Too quickly, he’d finished his rounds and they reached the back door. He let go of her hand as he pushed it open. Light from the lampposts outside flooded over them and she waited while he set the security system and locked up. “Do you have a problem with break-ins?”

“No. But Tanner doesn’t take chances, either.” He pocketed his keys and they walked around the building until they reached the parking area near the front of the office.

Aside from the luxury rental car that she’d had since March, the only other vehicle in the lot was a dark pickup truck.

She stopped at her car. “Shall I drive, or follow you?”

His gaze seemed to hesitate on the Mercedes. “What kind of food do you like?”

“How about Red?” Wendy’s husband, Marcos, managed the popular restaurant.

He nodded and headed toward his truck. “See you there.”

Which answered that, she thought, feeling a little pinch that she knew she had no business feeling. She rummaged through her purse, hunting for her key fob. She finally found it and unlocked the car, aware that Max was already in his truck and waiting. She quickly started the car and drove out of the lot, ridiculously conscious of his headlights in her rearview mirror.

By the time they made it to the restaurant and she found a parking spot in the crowded lot, she had her emotions well in hand again. She could see him driving through the lot, and she went inside to get their names on the waiting list while he hunted for his own parking spot.

“Inside, or the courtyard?” the hostess asked.

Emily peered past the people waiting to be seated. The restaurant was located in a converted hacienda and possessed an open-air courtyard in the center of the building. “Courtyard, please.” The heat of the day had passed, leaving the evening temperature nearly perfect. And there were a few tables still available there.

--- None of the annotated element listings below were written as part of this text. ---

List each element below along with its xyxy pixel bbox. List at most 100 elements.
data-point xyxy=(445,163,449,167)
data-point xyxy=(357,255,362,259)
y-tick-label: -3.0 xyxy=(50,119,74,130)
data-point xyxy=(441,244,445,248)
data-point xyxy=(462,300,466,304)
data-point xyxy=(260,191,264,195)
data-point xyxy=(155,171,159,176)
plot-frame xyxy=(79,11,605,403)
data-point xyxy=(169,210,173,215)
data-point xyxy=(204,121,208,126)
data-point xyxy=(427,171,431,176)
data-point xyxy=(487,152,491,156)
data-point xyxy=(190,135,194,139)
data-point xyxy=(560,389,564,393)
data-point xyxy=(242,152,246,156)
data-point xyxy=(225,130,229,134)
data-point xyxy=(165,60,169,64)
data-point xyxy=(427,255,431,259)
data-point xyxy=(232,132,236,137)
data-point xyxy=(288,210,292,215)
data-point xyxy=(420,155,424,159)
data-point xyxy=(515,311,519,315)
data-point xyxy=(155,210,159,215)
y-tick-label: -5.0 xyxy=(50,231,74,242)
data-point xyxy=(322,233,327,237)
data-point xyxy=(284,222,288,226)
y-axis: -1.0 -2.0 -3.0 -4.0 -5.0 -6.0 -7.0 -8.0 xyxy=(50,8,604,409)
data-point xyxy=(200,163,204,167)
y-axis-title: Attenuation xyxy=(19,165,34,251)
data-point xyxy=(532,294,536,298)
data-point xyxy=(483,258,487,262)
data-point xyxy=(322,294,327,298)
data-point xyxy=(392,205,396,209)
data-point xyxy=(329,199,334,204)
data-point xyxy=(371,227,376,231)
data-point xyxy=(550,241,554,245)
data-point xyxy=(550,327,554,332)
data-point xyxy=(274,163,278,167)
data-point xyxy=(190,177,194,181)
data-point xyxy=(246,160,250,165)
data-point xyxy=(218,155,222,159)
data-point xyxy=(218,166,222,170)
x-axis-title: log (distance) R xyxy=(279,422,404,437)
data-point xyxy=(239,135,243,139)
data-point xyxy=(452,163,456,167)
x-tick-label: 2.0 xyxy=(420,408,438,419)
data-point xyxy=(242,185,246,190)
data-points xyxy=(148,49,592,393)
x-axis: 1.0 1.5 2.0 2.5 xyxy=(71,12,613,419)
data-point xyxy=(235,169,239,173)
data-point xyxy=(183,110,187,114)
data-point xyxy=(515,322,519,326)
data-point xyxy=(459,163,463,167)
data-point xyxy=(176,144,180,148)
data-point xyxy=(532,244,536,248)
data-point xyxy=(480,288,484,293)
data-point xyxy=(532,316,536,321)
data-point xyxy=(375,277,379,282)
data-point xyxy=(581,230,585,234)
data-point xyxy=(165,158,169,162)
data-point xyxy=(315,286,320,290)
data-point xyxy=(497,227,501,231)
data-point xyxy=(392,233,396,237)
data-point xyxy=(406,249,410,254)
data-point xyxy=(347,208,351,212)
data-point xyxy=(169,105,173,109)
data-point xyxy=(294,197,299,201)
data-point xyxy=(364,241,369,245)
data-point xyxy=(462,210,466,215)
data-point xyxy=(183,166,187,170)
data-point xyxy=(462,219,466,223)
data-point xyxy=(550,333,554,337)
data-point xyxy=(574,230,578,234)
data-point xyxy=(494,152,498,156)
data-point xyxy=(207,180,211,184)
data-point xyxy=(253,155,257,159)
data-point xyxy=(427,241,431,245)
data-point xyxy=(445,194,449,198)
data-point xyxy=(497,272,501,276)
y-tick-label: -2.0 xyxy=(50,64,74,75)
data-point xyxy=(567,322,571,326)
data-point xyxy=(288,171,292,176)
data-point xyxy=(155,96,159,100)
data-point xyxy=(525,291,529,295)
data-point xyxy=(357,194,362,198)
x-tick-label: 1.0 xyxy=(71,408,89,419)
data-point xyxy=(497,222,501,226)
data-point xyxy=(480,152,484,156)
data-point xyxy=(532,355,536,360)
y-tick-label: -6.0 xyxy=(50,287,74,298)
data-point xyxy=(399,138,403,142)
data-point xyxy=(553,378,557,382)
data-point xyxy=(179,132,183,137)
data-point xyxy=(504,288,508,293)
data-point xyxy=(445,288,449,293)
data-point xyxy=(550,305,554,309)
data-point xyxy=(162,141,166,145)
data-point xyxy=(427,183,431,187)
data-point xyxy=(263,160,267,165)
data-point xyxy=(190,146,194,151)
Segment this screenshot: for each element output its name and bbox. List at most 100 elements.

The girl smiled and made a notation on her list before gathering a pile of menus in her hand and moving off with a well-dressed couple.

Emily went out in front again to wait for Max. He was just crossing the parking lot, his legs eating up the distance. “I requested the courtyard,” she told him when he reached her. “If that’s all right with you.”

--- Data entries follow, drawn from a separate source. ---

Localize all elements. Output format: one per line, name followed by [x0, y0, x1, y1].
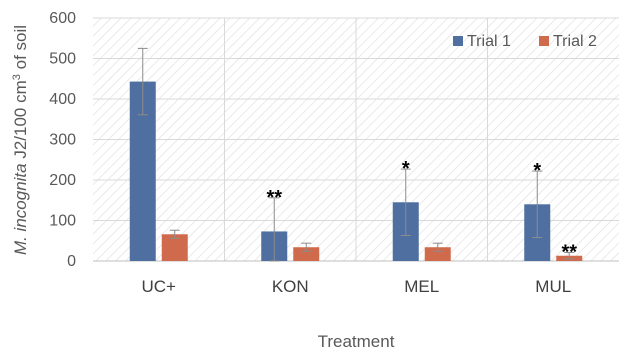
y-axis-title-sup: 3 [11, 74, 23, 80]
y-tick-label: 600 [49, 10, 76, 27]
legend-label: Trial 1 [467, 33, 511, 50]
significance-marker: ** [561, 241, 577, 263]
legend-swatch [453, 36, 463, 46]
significance-marker: ** [266, 187, 282, 209]
significance-marker: * [402, 158, 410, 180]
y-tick-label: 200 [49, 172, 76, 189]
bar-trial-2-kon [293, 247, 320, 261]
y-axis-title: M. incognita J2/100 cm3 of soil [11, 25, 30, 255]
significance-marker: * [533, 160, 541, 182]
y-tick-label: 300 [49, 132, 76, 149]
legend-swatch [539, 36, 549, 46]
y-axis-title-end: of soil [11, 25, 30, 74]
x-axis: UC+ KON MEL MUL [142, 277, 572, 296]
bars: *** *** [129, 47, 583, 263]
x-tick-label: UC+ [142, 277, 177, 296]
y-axis-title-text: J2/100 cm [11, 80, 30, 163]
x-axis-title: Treatment [318, 332, 395, 351]
y-tick-label: 500 [49, 51, 76, 68]
y-tick-label: 100 [49, 213, 76, 230]
legend: Trial 1 Trial 2 [453, 33, 597, 50]
y-tick-label: 400 [49, 91, 76, 108]
x-tick-label: KON [272, 277, 309, 296]
y-axis: 0 100 200 300 400 500 600 [49, 10, 76, 270]
x-tick-label: MEL [404, 277, 439, 296]
x-tick-label: MUL [535, 277, 571, 296]
y-tick-label: 0 [67, 253, 76, 270]
bar-trial-2-mel [424, 247, 451, 261]
legend-label: Trial 2 [553, 33, 597, 50]
y-axis-title-italic: M. incognita [11, 163, 30, 255]
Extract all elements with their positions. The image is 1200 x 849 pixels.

“It’s fine.” He nodded toward one of the benches situated outside. “You want to sit?”

She made a face. “Feel like my rear end is still flat from sitting too much already.”

He pinched his earlobe. “Whatever I say to that is probably going to get me into trouble.”

She felt her face go warm again. “I wasn’t hunting for a compliment.”

“I wasn’t trying to look at your rear end all afternoon, either,” his voice was matter-of-fact. “Some things just happen when a woman looks like you.”

Her jaw loosened. She didn’t know what to say to that. So she said nothing, and the silence started to stretch awkwardly.